Use the phoneme-based F-ratio analysis method PF (Phoneme F-ratio) to analyze each frequency band in different phonemes. The analysis idea of PF is to calculate the variance of a phoneme k on the lth filter between different methods and The ratio of variance within the same method, the higher the value, the greater the difference between different methods in this area. The specific calculation formula of PF is as follows:

Among them, T represents the method type, and Ntk represents the frame number of the k-th phoneme in the t-th type;

The formulas for and u _k are as follows:

After normalizing the obtained PF value, the F-ratio contribution rate PFC (Phoneme F-ratio Contribution) of the phoneme on the lth filter band can be obtained, and its calculation formula is as follows:

Among them, L is the number of uniform subband filters; the calculated PFC can reflect the frequency distribution of the information used to identify fraudulent speech in different phonemes, and then the PFC of each phoneme is weighted and averaged according to its frame number to obtain The overall F-ratio value GF (General F-ratio), its calculation formula is as follows:

Where P is the total number of all phonemes, N is the total number of frames of all phonemes, and the calculation formula of N is as follows:

The calculated GF is then normalized to obtain the PESSDID (Phoneme Effect Suppressed Spoof Detection Information Distribution) that suppresses the influence of the phoneme. The calculation formula is as follows:

Here, the higher the value of PESSDID of filter 1, the more information on the frequency band of the filter that can be used to identify fraudulent attacks.
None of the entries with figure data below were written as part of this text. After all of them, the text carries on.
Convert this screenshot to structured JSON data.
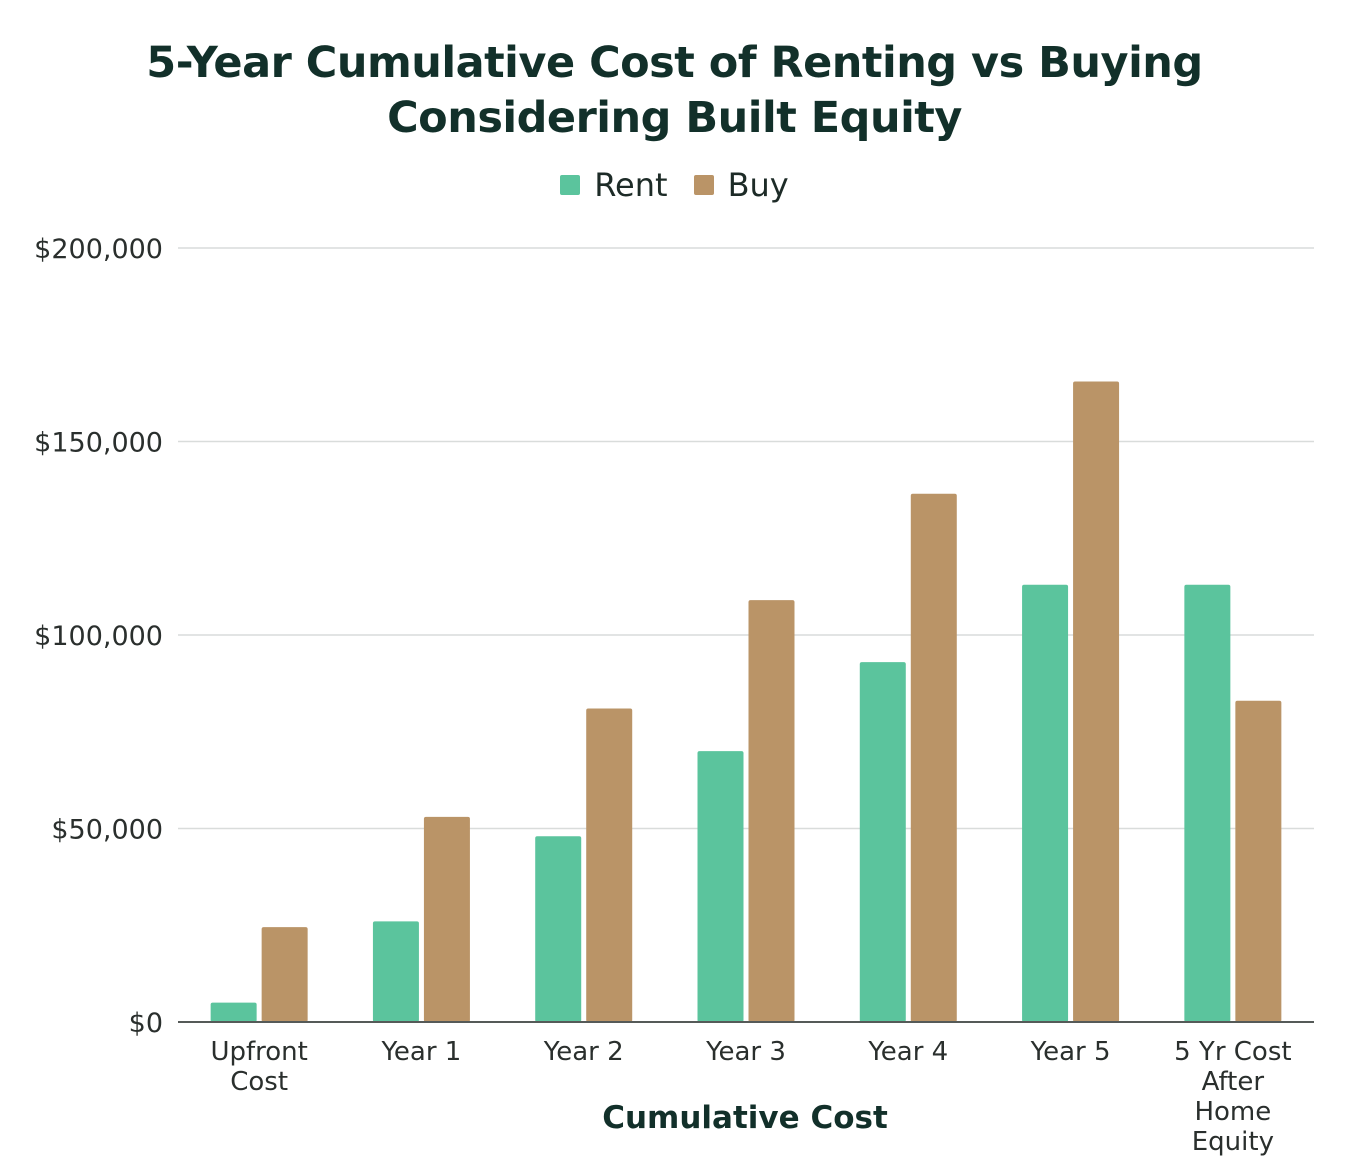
{
  "chart_data": {
    "type": "bar",
    "title_lines": [
      "5-Year Cumulative Cost of Renting vs Buying",
      "Considering Built Equity"
    ],
    "xlabel": "Cumulative Cost",
    "ylabel": "",
    "categories": [
      [
        "Upfront",
        "Cost"
      ],
      [
        "Year 1"
      ],
      [
        "Year 2"
      ],
      [
        "Year 3"
      ],
      [
        "Year 4"
      ],
      [
        "Year 5"
      ],
      [
        "5 Yr Cost",
        "After",
        "Home",
        "Equity"
      ]
    ],
    "series": [
      {
        "name": "Rent",
        "color": "#5bc49d",
        "values": [
          5000,
          26000,
          48000,
          70000,
          93000,
          113000,
          113000
        ]
      },
      {
        "name": "Buy",
        "color": "#ba9467",
        "values": [
          24500,
          53000,
          81000,
          109000,
          136500,
          165500,
          83000
        ]
      }
    ],
    "ylim": [
      0,
      200000
    ],
    "yticks": [
      0,
      50000,
      100000,
      150000,
      200000
    ],
    "ytick_labels": [
      "$0",
      "$50,000",
      "$100,000",
      "$150,000",
      "$200,000"
    ],
    "grid": true,
    "legend_position": "top-center"
  }
}
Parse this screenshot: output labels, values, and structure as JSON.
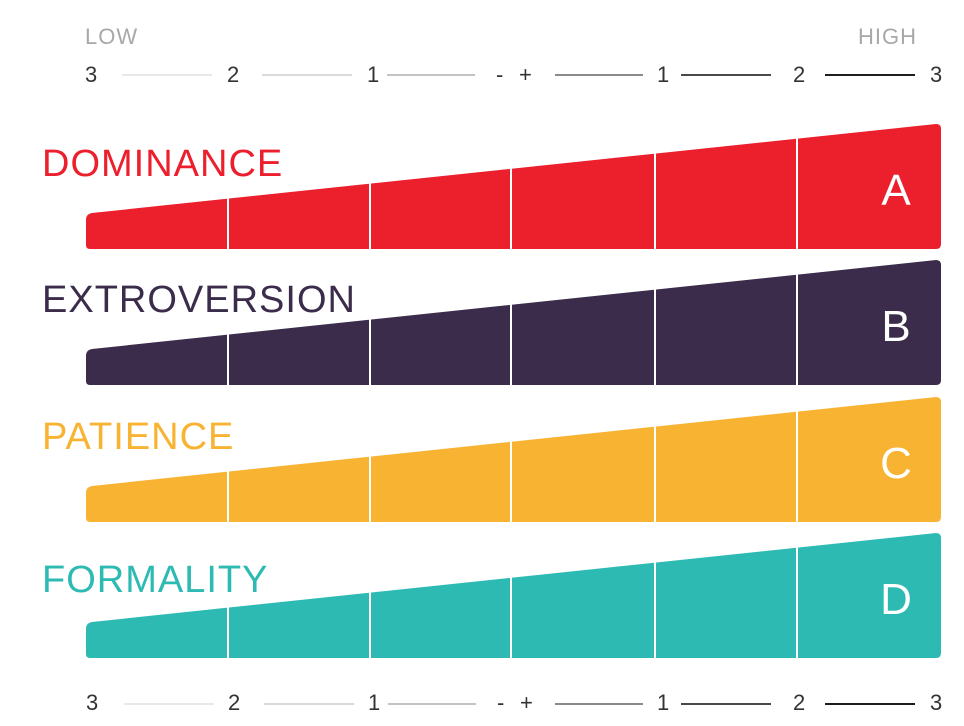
{
  "scale": {
    "low_label": "LOW",
    "high_label": "HIGH",
    "top_ticks": [
      "3",
      "2",
      "1",
      "-",
      "+",
      "1",
      "2",
      "3"
    ],
    "bottom_ticks": [
      "3",
      "2",
      "1",
      "-",
      "+",
      "1",
      "2",
      "3"
    ],
    "line_colors": [
      "#e8e8e8",
      "#dadada",
      "#c4c4c4",
      "#8a8a8a",
      "#4a4a4a",
      "#1e1e1e"
    ]
  },
  "traits": [
    {
      "name": "DOMINANCE",
      "letter": "A",
      "color": "#ec1f2d"
    },
    {
      "name": "EXTROVERSION",
      "letter": "B",
      "color": "#3b2c4b"
    },
    {
      "name": "PATIENCE",
      "letter": "C",
      "color": "#f8b333"
    },
    {
      "name": "FORMALITY",
      "letter": "D",
      "color": "#2cbab3"
    }
  ]
}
4. the synthetic speech detection method that suppresses the influence of phoneme based on phoneme-level analysis as claimed in claim 2, it is characterized in that, step 3, in the extraction feature step: except the difference of filter distribution, the process of other feature extraction comprises: using The steps before the filter include pre-emphasis, framing and windowing, and then through short-time Fourier transformation, the spectral characteristics of each frame are obtained, and then the spectral characteristics are processed by the filter, and then subjected to DCT transformation after processing to obtain final feature.